Root caries is decay that develops on the exposed root surfaces of teeth, occurring when gingival recession uncovers the cementum and dentin apical to the cementoenamel junction (CEJ). Because cementum and dentin are significantly less mineralized than enamel, root lesions can advance toward the pulp with considerable speed if left unaddressed.
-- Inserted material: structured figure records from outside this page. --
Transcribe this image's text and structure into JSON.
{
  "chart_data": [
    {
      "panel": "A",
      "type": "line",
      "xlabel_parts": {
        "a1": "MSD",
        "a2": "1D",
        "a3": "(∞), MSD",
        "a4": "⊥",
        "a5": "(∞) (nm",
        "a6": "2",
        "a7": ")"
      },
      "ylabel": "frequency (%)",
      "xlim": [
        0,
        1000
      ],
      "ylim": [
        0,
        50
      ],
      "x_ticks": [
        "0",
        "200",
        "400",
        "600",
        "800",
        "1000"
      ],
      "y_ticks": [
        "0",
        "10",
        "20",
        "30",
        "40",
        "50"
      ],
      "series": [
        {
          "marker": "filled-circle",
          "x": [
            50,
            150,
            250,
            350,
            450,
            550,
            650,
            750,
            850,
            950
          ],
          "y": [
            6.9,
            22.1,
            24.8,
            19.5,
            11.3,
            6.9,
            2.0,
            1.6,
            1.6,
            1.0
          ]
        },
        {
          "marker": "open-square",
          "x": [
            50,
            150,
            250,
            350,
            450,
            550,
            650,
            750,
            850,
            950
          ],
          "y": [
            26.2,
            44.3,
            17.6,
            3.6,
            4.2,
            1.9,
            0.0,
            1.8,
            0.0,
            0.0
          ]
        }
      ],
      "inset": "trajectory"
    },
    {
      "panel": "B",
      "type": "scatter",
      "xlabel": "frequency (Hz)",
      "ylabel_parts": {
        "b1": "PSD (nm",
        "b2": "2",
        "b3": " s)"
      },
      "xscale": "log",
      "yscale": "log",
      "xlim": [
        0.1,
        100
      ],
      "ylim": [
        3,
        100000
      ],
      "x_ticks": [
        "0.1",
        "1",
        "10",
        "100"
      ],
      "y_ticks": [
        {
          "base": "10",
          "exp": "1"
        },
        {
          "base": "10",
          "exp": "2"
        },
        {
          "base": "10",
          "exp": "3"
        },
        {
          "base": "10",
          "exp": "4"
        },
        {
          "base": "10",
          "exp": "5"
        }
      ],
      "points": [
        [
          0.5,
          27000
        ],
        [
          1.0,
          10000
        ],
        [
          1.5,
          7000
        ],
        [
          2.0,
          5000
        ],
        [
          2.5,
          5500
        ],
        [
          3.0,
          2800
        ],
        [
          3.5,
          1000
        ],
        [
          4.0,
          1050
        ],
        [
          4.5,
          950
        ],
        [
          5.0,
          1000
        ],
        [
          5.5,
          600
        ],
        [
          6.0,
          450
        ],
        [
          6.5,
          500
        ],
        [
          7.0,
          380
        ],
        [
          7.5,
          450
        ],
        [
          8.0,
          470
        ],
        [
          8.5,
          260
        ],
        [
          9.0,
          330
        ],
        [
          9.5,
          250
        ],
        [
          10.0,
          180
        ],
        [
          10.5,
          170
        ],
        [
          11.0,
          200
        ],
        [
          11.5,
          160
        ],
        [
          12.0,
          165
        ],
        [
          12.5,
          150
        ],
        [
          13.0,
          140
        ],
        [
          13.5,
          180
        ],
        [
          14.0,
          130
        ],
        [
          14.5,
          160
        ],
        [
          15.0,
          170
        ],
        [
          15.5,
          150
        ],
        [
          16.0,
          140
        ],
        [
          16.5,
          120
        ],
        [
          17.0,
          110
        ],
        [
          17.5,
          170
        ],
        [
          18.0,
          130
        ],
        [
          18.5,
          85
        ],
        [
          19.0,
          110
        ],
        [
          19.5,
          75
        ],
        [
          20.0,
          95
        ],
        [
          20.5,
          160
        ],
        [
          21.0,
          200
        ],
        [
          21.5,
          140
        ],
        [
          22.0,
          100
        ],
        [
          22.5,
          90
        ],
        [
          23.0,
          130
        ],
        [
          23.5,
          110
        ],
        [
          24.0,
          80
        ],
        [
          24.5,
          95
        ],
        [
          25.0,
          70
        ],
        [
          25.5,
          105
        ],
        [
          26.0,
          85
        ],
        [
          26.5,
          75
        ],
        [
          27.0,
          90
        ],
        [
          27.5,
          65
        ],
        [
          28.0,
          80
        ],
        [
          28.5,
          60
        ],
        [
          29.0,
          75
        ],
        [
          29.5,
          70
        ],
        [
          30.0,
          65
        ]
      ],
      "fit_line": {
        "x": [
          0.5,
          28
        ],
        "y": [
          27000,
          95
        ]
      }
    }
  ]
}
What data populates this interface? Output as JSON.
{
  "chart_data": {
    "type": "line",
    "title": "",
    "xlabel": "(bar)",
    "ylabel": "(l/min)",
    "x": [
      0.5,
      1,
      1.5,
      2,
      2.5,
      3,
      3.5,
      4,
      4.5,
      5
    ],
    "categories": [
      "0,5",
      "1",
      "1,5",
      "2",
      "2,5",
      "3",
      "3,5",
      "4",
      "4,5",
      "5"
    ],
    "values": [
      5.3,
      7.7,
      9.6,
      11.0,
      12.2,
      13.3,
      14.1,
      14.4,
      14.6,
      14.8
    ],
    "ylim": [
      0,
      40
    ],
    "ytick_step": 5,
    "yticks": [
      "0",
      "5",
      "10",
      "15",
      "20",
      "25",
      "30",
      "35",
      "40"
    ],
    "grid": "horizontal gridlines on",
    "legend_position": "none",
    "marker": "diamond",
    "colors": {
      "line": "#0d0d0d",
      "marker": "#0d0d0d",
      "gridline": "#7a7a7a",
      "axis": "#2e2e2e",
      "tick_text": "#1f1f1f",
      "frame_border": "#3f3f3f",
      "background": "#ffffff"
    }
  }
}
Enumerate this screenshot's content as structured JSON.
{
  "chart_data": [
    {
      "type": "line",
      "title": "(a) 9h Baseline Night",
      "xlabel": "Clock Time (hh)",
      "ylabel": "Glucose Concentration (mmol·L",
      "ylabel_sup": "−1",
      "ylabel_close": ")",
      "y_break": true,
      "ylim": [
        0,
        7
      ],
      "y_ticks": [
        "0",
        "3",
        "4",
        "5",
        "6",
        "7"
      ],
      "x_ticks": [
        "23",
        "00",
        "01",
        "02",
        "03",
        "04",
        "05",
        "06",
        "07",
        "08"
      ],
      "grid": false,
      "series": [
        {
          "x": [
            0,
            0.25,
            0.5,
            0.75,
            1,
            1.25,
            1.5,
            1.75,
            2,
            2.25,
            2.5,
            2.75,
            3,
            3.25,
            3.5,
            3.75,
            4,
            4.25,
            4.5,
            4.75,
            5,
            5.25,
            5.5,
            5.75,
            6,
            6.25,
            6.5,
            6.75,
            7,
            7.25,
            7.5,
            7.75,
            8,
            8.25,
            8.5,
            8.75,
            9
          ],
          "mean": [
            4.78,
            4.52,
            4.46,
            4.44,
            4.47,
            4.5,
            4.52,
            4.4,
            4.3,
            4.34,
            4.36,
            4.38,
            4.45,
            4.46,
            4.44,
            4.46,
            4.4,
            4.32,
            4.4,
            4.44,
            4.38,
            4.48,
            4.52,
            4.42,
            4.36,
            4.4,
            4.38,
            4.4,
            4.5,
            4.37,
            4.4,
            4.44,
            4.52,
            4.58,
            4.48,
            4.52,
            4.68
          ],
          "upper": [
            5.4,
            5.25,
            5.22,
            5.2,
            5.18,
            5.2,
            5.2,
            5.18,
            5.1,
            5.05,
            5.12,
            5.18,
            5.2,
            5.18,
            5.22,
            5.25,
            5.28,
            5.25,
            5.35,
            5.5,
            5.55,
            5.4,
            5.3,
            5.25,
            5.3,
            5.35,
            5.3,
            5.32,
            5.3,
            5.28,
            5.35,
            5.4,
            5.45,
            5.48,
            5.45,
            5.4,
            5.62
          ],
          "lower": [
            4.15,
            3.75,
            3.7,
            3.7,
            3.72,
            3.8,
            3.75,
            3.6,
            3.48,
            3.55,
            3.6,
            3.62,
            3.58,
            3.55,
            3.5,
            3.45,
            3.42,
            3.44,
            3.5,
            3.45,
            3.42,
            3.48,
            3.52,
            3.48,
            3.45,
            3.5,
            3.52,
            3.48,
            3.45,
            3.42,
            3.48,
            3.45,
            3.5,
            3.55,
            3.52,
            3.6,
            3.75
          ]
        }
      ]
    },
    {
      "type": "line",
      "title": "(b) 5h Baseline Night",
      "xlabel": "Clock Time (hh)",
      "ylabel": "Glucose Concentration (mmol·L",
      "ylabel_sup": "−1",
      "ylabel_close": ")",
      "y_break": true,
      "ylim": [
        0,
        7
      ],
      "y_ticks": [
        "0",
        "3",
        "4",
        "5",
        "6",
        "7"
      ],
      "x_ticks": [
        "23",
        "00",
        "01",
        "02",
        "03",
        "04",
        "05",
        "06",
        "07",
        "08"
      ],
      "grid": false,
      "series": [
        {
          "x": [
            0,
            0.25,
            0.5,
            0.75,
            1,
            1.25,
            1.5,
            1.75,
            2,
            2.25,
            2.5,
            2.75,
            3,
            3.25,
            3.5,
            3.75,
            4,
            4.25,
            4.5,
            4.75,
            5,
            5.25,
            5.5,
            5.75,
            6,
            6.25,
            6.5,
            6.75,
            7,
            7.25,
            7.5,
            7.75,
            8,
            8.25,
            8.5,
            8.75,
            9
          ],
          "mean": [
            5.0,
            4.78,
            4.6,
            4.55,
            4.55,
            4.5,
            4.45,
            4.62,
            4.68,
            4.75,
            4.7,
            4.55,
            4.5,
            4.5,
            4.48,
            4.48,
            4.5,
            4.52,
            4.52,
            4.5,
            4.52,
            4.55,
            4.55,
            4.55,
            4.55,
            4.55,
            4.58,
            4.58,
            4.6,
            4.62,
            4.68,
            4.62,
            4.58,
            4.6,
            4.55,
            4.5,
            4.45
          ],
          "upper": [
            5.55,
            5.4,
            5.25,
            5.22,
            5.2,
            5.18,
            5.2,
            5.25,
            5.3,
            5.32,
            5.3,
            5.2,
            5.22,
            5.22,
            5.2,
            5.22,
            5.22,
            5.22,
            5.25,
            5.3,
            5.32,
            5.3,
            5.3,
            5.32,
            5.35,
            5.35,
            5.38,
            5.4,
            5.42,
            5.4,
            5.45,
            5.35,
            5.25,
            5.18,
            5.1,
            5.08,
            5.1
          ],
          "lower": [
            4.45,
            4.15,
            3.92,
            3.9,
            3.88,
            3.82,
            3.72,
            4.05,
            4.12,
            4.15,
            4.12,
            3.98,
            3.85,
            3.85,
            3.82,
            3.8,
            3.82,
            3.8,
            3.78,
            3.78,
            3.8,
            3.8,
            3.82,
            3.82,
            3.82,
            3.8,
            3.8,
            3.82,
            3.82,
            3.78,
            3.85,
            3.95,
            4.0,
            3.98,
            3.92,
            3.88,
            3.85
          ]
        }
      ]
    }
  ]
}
Why Root Caries Is a Growing Concern
Root caries disproportionately affects older adults whose years of cumulative gingival recession leave increasing lengths of root surface vulnerable to bacterial attack. As more people retain their natural teeth into later decades, prevalence has risen sharply. Many older patients also take medications that cause xerostomia (dry mouth), reducing saliva’s buffering and remineralizing capacity and dramatically accelerating lesion formation. A prior history of periodontal disease compounds risk by increasing the extent of attachment and root exposure.
Common Risk Factors
- Gingival recession exposing cementum and dentin at or apical to the CEJ
- Xerostomia from systemic medications, radiation therapy, or systemic conditions
- A history of periodontal disease with significant attachment loss
- Poor oral hygiene and plaque accumulation at the gingival margin
- Frequent consumption of fermentable carbohydrates or acidic foods and beverages
Clinical Presentation and Detection
Root caries typically presents as a discolored lesion — tan, brown, or black — at or just below the cementoenamel junction. On probing, an explorer tip catches or penetrates softened tissue. Active lesions feel leathery or soft; arrested lesions are usually darker and hard. Early root lesions can be radiographically subtle, making careful tactile and visual examination essential during routine clinical assessment.
Treatment and Prevention
Management is guided by lesion activity and severity. Non-cavitated active lesions may be addressed non-operatively with:
- High-concentration fluoride varnish or prescription-strength fluoride dentifrice
- Silver diamine fluoride (SDF) for rapid arrest, particularly in high-risk or medically complex patients
- Remineralizing agents containing calcium phosphate to support cementum rehardening
Cavitated lesions require restorative care. Glass ionomer cement is frequently preferred over composite resin for root-surface restorations because of its fluoride-releasing properties and tolerance of a moist operative field. Deeply progressed lesions involving the pulp may necessitate endodontic treatment or extraction.
Routine clinical surveillance combined with targeted preventive measures — especially topical fluoride and proactive management of xerostomia — offers the most effective means of detecting and arresting root caries before advanced intervention becomes unavoidable.